Timothy Keller is pastor of Redeemer Presbyterian Church in New York City and the author of ten books, including The Reason for God (Dutton, 2007) and The Prodigal God (Dutton, 2008). In Walking With God Through Pain and Suffering (Dutton, Oct.), the 63-year old pastor tackles the perpetually vexing problem of evil—if God is good, why does it exist?
Why does God allow suffering?
There are two answers. The first is God made us with free will and we turned away from him. The fallenness of the world brings suffering. But the level most people are concerned with is, why does God allow my suffering? The Bible is insistent we not try to answer that question. When Job is suffering, he is never told why. It is his friends who try to come up with answers, but God condemns the friends. So at one level, the Bible says suffering is random, pointless, unjust, and unfair, but it is something you have to accept. It says your particular suffering is mysterious.
There are a number of classics on this topic already, including C.S. Lewis’s The Problem of Pain (HarperOne) and Rabbi Harold Kushner’s When Bad Things Happen to Good People (Random House). What do you bring that is new and different?
Kushner’s book tried to solve the mystery of suffering: If God is all-powerful God should be able to stop suffering. If God is good he should stop suffering. What Kushner does is take a theological point of view, saying God is good, but not all-powerful, so he can’t stop it. That is one of the most unsatisfying books on suffering I have ever read. It says God is not only someone you can’t blame for your suffering, but you also have no solution. Lewis’s is a fine book, more philosophical. I wanted to write a theological, a philosophical, and a personal how-to-get-through-it book.
The question of evil has caused people to turn away from religion altogether. What does this book say to those people?
There is a tendency to put Christianity on trial and say, “How does Christianity answer all these problems?” But if you reject Christianity, you still have to deal with suffering and evil and injustice. Let’s compare Christianity to every other view of things--Buddhism, Hinduism, secularism, atheism, paganism. Christianity [deals with the problem] better than anything else, I believe. Arguably, the secular view is the worst to help you understand it. There is an essay in a book by Richard Schweder that really made the penny drop for me. He wrote that modern Western society dis-empowers you to deal with suffering, says you need experts to help you--therapists and other professionals. But religion says suffering is an opportunity for you to become a better person.
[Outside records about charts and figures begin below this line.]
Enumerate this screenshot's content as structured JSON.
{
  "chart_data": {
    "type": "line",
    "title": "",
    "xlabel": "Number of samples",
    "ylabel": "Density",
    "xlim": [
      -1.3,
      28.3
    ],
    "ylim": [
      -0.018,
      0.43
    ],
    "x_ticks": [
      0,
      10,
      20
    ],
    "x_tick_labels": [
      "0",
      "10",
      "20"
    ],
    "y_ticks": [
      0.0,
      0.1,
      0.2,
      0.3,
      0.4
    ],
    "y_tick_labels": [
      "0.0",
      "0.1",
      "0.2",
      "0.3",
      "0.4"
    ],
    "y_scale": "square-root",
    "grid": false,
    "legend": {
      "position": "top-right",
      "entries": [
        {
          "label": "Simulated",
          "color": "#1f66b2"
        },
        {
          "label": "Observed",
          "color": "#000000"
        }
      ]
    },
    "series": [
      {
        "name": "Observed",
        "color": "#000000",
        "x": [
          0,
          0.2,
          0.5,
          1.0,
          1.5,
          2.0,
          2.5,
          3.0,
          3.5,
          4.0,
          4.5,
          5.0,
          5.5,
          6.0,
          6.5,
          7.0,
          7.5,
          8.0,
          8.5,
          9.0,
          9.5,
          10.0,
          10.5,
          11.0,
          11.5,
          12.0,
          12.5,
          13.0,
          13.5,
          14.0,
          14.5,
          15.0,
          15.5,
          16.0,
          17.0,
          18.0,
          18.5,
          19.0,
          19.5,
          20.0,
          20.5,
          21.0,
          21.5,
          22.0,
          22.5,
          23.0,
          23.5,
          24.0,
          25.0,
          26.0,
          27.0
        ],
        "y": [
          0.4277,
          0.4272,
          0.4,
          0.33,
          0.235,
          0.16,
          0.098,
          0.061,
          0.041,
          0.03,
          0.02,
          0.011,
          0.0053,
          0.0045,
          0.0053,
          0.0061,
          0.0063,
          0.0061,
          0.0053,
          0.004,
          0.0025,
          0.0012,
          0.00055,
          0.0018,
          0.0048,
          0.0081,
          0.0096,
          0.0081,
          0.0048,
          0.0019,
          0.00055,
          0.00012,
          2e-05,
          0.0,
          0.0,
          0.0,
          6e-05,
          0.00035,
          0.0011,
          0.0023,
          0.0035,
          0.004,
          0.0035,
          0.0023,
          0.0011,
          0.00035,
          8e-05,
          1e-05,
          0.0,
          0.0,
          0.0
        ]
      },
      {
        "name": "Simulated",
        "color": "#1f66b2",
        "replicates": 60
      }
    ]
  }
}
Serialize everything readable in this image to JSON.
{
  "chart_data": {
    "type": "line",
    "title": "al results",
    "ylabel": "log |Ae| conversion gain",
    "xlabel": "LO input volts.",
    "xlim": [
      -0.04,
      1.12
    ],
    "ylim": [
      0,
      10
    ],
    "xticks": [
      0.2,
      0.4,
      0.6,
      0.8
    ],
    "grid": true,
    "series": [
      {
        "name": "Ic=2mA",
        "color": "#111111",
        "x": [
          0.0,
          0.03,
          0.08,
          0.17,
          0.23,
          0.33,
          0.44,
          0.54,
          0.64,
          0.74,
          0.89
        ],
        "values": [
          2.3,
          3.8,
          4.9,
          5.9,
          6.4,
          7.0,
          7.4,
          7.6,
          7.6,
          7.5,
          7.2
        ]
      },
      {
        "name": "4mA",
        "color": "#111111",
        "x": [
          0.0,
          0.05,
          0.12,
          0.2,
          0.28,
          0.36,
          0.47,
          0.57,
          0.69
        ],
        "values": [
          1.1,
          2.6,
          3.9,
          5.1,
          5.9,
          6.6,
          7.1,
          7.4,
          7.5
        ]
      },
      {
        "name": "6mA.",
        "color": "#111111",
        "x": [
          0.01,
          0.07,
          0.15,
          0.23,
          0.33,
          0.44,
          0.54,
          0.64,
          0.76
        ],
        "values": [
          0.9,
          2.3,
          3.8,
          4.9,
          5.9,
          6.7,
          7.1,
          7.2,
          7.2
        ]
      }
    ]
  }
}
You seem to be saying mystery is an essential component of suffering. Why must mystery and suffering go together?
Imagine you were a follower of Jesus in his lifetime and you loved him and you said, this guy is going to put things right. Suddenly, he is captured, tried, tortured, and he is dying on the cross. You would say, “I don’t see how God could bring any good out of this.” But we have an inkling of that good now because we have the Bible and Christian history. We have some idea of why God did allow that horrible suffering to happen to Jesus. Everything that ever happens is like that. It won’t be mysterious in the end, but right now it has to be mysterious because it is in God’s counsel and we can’t figure that out. You just have to accept the mystery of it.